De acordo com a socióloga e activista norte-americana Gayle Rubin, apenas uma prática sexual foi inventada no século XX. E mesmo essa já na ida década de 1930 – o eroticismo braquiopróctico (também conhecido como fisting ou fist fucking, a inserção do punho e parte do braço no ânus). Tudo o resto já tinha sido descrito, e certamente praticado, por gente extravagante como Sade, Sacher-Mashoch, para não falar dos loucos Romanos antigos.

Talvez para choque de muitos, o sexo efectivamente não mudou muito em milhares de anos. Toda a gente continua a fornicar como sempre fornicou, mais orgasmo menos orgasmo, mais orifício menos orifício.

Assim sendo, o que podemos esperar que mude em cinco anos? Se é improvável que se inventem novas práticas, o que poderá mudar são os contextos associados ao sexo. E aí não devemos menosprezar o impacto da tecnologia. De facto, algo que os Romanos antigos não faziam era marcar encontros com estranhos através da Internet. O célebre Marquês nunca terá sido confrontado com uma parceira que lhe tenha pedido os resultados do seu último teste para o VIH. E, por muito que algumas raparigas possam ter tentado, é improvável que tenham conseguido provar para lá de qualquer dúvida que Giacomo Casanova era o pai do seu bebé.

Então que novas tecnologias poderão estar disponíveis em cinco anos?
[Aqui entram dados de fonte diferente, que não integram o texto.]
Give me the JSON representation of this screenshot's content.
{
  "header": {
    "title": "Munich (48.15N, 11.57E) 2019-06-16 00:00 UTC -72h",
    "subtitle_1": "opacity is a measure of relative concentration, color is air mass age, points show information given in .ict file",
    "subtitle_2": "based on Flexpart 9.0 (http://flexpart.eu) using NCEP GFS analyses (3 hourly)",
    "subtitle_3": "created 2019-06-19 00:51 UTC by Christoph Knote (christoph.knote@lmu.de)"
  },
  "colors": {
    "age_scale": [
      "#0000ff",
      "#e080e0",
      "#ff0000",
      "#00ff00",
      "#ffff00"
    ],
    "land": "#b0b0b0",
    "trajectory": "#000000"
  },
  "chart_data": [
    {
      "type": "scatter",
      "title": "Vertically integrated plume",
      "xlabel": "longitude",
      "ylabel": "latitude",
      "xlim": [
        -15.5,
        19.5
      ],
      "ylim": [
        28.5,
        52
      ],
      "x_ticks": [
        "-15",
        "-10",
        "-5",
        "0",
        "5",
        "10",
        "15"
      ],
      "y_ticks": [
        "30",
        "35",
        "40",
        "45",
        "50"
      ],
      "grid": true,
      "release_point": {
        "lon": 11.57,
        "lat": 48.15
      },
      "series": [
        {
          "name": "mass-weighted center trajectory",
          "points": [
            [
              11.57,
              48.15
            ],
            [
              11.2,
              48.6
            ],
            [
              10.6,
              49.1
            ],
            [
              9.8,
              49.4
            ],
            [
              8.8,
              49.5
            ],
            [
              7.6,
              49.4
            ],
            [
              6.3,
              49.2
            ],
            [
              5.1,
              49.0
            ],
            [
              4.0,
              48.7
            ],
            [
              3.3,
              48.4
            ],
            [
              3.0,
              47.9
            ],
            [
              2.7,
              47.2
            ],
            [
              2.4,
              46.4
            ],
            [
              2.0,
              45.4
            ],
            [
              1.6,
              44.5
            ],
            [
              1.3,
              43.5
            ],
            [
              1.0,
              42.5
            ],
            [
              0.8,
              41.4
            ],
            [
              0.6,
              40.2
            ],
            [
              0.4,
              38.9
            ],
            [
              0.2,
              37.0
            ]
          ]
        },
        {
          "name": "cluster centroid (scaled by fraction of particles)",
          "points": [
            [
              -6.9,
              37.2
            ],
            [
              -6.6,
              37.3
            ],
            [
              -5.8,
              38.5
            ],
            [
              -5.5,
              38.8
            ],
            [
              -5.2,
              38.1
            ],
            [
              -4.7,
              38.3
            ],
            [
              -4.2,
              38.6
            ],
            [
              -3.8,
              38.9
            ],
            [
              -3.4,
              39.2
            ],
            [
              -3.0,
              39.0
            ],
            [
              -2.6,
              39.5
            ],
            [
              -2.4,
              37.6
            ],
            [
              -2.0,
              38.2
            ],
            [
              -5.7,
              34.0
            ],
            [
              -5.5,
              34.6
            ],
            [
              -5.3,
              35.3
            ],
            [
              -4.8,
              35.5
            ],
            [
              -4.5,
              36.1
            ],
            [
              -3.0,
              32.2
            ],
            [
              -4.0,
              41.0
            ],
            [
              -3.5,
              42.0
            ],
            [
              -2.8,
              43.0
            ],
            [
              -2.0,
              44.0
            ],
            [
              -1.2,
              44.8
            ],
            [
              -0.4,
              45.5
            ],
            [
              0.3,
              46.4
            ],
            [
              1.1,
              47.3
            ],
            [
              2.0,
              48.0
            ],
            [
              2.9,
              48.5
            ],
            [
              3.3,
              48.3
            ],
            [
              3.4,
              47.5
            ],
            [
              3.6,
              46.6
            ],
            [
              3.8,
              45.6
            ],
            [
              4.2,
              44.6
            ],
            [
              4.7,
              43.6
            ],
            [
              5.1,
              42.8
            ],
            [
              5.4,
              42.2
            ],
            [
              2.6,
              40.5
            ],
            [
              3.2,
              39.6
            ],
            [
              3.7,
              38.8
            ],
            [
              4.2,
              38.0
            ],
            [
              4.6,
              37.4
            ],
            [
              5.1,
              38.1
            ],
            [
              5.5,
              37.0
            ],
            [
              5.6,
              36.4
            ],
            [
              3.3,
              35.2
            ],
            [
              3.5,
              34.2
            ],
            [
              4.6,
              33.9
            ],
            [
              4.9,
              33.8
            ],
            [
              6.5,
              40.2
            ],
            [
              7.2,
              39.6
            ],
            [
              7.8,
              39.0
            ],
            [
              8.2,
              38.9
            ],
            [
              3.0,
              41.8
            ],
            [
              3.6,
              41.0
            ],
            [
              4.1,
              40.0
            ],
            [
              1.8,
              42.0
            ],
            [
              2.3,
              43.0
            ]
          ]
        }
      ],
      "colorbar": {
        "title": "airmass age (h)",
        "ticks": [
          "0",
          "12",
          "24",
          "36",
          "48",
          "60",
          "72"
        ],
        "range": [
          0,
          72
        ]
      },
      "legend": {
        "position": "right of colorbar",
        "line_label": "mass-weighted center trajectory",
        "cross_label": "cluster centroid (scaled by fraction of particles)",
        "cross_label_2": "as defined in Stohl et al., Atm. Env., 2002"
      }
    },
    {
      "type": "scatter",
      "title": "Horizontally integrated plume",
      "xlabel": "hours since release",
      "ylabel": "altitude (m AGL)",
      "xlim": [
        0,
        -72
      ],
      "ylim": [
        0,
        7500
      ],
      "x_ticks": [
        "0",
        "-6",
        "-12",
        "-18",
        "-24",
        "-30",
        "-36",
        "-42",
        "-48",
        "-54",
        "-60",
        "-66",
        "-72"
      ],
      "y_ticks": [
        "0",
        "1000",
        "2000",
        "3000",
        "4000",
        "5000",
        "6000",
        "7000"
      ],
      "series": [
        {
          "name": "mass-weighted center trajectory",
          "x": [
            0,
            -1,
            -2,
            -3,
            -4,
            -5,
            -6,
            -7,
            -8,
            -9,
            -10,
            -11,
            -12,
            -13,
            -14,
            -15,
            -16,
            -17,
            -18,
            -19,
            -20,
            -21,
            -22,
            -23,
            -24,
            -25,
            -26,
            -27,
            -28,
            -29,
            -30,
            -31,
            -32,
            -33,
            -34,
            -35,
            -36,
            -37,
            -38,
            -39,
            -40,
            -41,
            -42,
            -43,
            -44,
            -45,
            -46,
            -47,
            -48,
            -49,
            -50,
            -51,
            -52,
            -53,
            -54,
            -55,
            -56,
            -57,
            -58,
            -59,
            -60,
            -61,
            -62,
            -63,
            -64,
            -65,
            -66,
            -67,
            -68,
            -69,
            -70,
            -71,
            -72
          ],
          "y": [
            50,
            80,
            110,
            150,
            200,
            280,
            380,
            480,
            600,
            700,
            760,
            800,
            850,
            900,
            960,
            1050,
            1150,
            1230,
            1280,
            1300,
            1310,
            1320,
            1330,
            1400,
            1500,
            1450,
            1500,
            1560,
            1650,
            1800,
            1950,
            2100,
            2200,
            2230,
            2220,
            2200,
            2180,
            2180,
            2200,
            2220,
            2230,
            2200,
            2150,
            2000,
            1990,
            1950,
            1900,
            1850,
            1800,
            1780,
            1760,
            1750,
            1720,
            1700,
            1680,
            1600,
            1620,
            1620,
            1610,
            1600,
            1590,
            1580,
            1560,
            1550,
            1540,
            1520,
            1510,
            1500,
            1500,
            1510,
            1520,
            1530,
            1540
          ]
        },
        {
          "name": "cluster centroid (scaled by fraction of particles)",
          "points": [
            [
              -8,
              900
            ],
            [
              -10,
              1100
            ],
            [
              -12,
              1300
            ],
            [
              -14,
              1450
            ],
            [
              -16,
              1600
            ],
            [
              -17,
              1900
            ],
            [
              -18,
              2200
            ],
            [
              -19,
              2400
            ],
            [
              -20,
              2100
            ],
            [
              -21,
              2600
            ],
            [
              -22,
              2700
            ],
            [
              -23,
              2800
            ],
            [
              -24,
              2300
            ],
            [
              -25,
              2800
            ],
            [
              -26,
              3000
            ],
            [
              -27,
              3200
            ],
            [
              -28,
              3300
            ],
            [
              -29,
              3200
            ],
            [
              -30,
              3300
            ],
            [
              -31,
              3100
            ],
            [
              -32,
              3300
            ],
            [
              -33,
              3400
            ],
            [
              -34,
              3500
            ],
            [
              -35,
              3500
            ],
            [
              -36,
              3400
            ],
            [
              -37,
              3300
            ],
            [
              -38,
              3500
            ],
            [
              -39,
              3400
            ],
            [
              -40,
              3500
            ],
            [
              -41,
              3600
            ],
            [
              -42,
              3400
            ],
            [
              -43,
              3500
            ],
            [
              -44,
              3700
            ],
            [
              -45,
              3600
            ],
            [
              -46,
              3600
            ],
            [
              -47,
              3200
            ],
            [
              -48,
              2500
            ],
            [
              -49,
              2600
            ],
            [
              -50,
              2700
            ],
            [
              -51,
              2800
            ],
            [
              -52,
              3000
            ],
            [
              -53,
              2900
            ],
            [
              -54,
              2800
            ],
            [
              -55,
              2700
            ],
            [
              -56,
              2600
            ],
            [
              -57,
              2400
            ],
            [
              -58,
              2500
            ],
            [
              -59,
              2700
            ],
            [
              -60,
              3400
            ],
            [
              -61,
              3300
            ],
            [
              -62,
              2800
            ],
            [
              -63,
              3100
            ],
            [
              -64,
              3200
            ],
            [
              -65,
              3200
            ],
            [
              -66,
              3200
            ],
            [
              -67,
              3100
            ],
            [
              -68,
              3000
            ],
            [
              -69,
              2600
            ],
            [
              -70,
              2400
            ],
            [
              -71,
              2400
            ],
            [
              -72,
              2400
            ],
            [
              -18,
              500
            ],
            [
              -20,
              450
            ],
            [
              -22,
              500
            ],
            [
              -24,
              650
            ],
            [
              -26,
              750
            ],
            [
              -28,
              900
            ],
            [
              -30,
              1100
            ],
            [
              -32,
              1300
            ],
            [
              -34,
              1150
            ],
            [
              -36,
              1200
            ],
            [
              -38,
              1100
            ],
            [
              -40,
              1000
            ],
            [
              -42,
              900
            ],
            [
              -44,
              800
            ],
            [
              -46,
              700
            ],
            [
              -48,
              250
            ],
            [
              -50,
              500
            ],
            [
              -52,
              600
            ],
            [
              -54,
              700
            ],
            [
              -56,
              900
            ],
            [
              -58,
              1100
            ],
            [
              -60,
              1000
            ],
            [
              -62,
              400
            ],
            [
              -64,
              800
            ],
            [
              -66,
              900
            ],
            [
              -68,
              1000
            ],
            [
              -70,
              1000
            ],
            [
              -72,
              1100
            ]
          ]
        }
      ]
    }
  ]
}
Face à incerteza de que a miraculosa vacina para o VIH venha a surgir, mais provável é que outras estratégias preventivas sejam disponibilizadas. Algumas das que se encontram em ensaios clínicos são a profilaxia pré-exposição ou PPrE e os microbicidas. A PPrE é uma espécie de pílula contraceptiva, mas aplicada à prevenção do VIH. Poderá ser utilizada por quem pensa estar frequentemente em risco de contrair o VIH e será tomada de forma mais ou menos contínua para prevenir a infecção.

O problema é que a sua eficácia será, na melhor das hipóteses, de cerca de 70% e a comunidade científica já está em alvoroço perante a possibilidade das pessoas começarem a fazer amor, por assim dizer, descontroladamente. Os microbicidas levantam questões semelhantes. Tratam-se de géis ou espumas que se colocam na vagina ou ânus e que criam uma barreira química que destrói o vírus durante uma relação sexual desprotegida.

É também possível que em breve os testes caseiros para o VIH surjam à venda nas farmácias. Mesmo que contra-indicado, é provável que muita gente os utilize para avaliar, no último minuto, se irão ou não ter sexo desprotegido com o parceiro que acabaram de conhecer na Internet ou noutro canto obscuro qualquer.

Muitos mais brinquedos decerto nos ajudarão a ter uma vida sexual mais feliz, segura e, espera-se, satisfatória. Muitos desses levantarão novas questões, morais e moralistas, sociais e sociológicas. Mas tal como o sexo, essa é outra realidade que não se alterou ao longo dos milénios. 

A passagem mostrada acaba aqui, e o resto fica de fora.